I don't know if there is any permanent escape from this cycle. It seems to be a consistent feature of human history.
What I do know is that for reasons of personal survival, it would be very smart for the average person with a low net worth to be accumulating cryptocurrency right now. Because I certainly don't think the economy is going to be improving anytime soon. All around the world, there is chronic structural unemployment, governments deep in debt and in some cases practically owned by for-profit banks, and a lack of money velocity in the economy because more and more money is being concentrated in the hands of a few people who have so much that they don't need to spend it.
The only people who are truly free are those who have enough assets to live off of their wealth (passive income) rather than needing traditional employment.

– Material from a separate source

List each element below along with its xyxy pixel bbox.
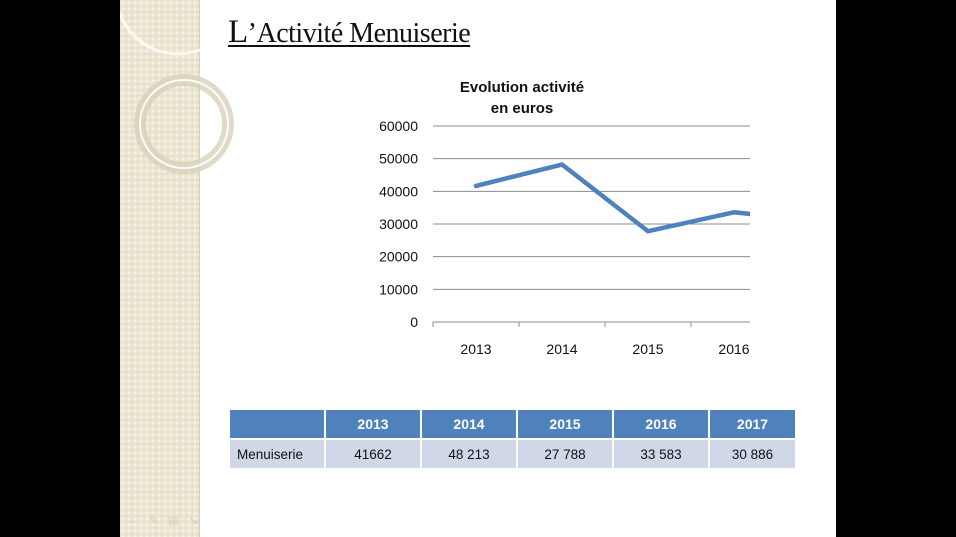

Cryptocurrencies offer ordinary people a chance to reach that level as this technology explodes over the next few years. I suggest that anyone who can do so, take that chance while it still exists.
It's not so much my opposition to wealth disparity in general, but my concern with how Bitcoin (cryptos) can potentially make the extreme disparity we have today look a lot less extreme in the future.
You say anyone should take the chance, but my point is that not just anyone
can take the chance, nor will they.
I appreciate you actually engaging in a discussion. With that said, I think your position can be questioned. You say that this is a chance for ordinary people to get a fairer share, but if self-limited cryptos are the way of the future, then aren't a very small amount of early adopters and/or the ones with enough money to invest, going to always form a very small and highly disproportionate amount of wealth holders-- as is already the case today?
Like I said, a tiny amount of the population already holds over half the total amount of Bitcoin. I'm pretty sure the disproportion in other alt-currencies is even more pronounced because they are even less known. And if the amount of potential new currencies is unlimited, then wouldn't it make their very reason for existence pointless?